4.2 Split base from underneath
This requires the re-exporting functionality described above. When splitting base, we would create several new packages and additionally a backwards-compatibility wrapper called base that re-exports all of them.
- Updates to existing packages are much easier (no configurations required)
- Doesn't fall into the trap of trying to maintain a completely backwards-compatible version of the old API, as in 4.1
- All packages still break when the base API changes (if they are using precise dependencies on base, which they should be)
- Backwards compatibility cruft in the form of the base wrapper will be hard to get rid of; there's no incentive for packages to stop using it. Perhaps we need a deprecation marker on packages.
5. Do some kind of provides/requires interface in Cabal
To do... someone please fill in a proposal here.
6. Distributions at the Hackage level
The idea here is to group packages into "distributions" in Hackage, with the property that all packages within a distribution are mutually compatible. Todo... expand.
7. Allow package overlaps
This is not a solution to the problem of splitting a package but helps in the case that we want to use a new package that provides an updated version of some modules in an existing package. An example of this is the bytestring and base package. The base-2.0 package included Data.ByteString? but it was split off into a bytestring package and not included in base-3.0. At the moment ghc allows local .hs files to provide modules that can shadow modules from a package but does not packages to shadow each other.
So an extension that would help this case would be to let packages shadow each other. The user would need to specify an ordering on packages so ghc knows which way round the shadowing should go. This could be specified by the order of the -package flags on the command line, which is equivalent to the order in which they are listed in the build-depends field in a .cabal file. This would be a relatively easy extension to implement.

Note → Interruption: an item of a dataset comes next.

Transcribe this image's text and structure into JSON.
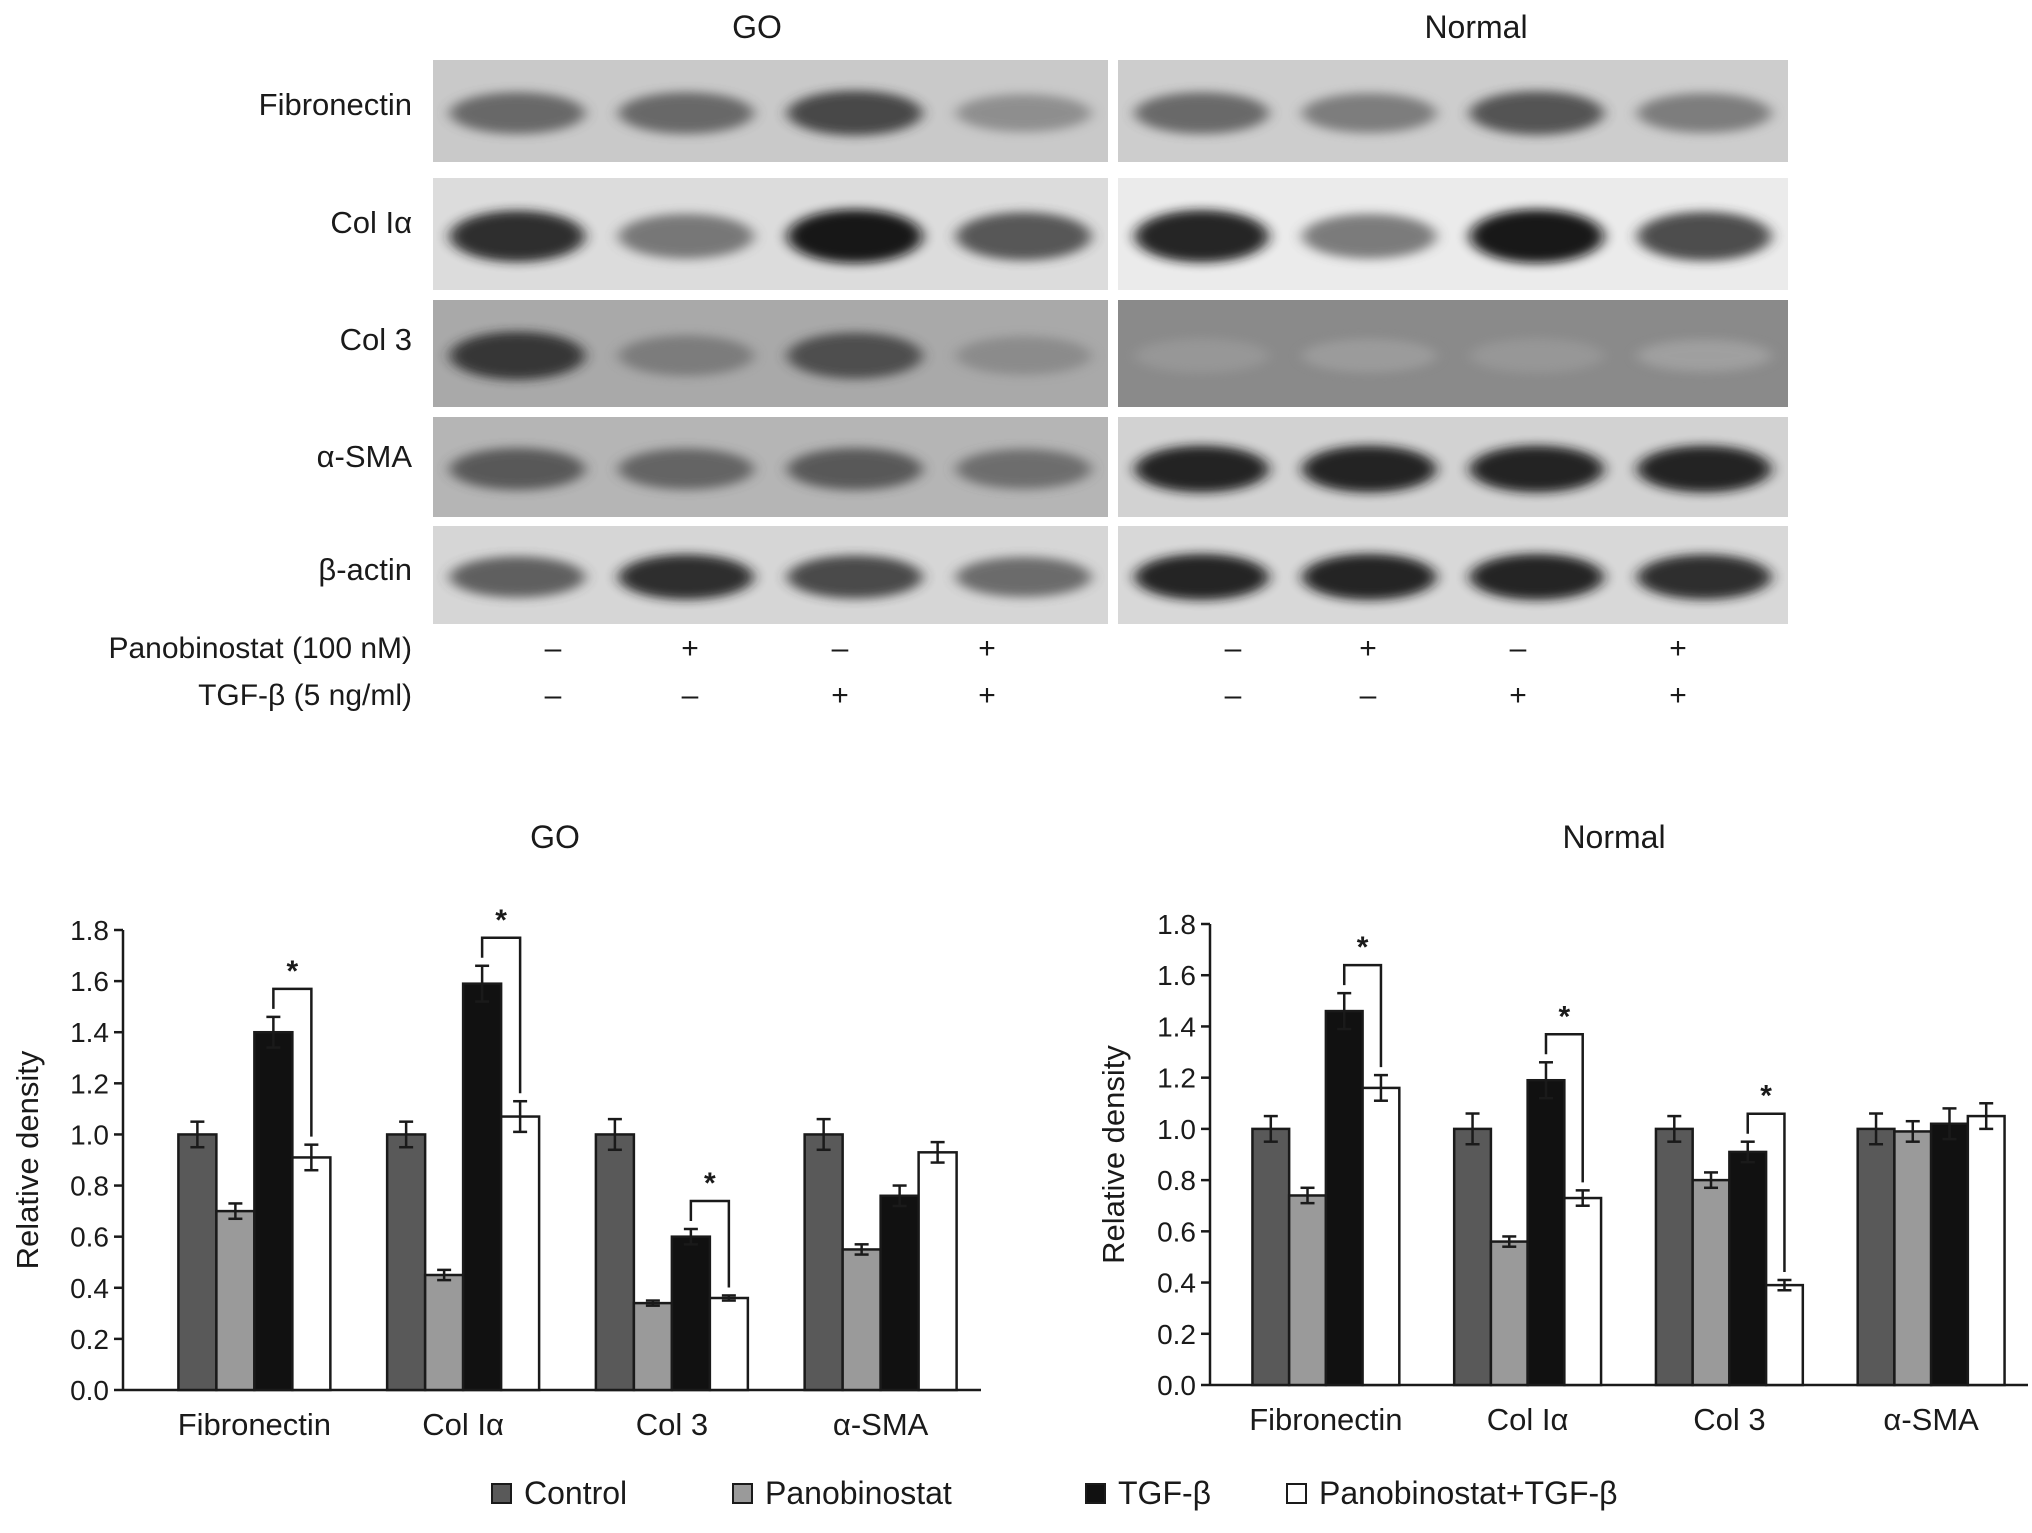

Note that it only solves the problem of backporting packages to be used on top of older versions of the package they were split from. It also provides a way for people to experiment with packages that provide alternative implementations of standard modules.
There is potential for confusion if this is used too heavily however. For example two packages built against standard and replacement modules may not be able to be used together because they will re-export different types.
The problem of lax version dependencies
Supposing that we used solution 2 above and had a base-2.x and a base-3.x. If we take an old package and build it against base-2.x then it will work and if we build it against base-3.x then it'll fail because it uses modules from the split out packages like directory, bytestring etc. So obviously Cabal should select base-2.x, but how is this decision actually supposed to be made automatically? From a quick survey of the packages on hackage we find that 85% specify unversioned dependencies on the base package and none of them specify upper bounds for the version of base. So presented with a package that says:
how are we to know if we should use base-2.x or base-3.x. It may be that this package has been updated to work with base-3.x or that it only ever used the parts of base-2.x that were not split off. This dependency does not provide us with enough information to know which to choose. So we are still left with the situation that every package must be updated to specify an api version of base.
One possible remedy would be to call version 3 something other than base. Any dependency on 'base' would then refer to the set of modules that comprise base-2.x (this is (4.2) above, incedentally).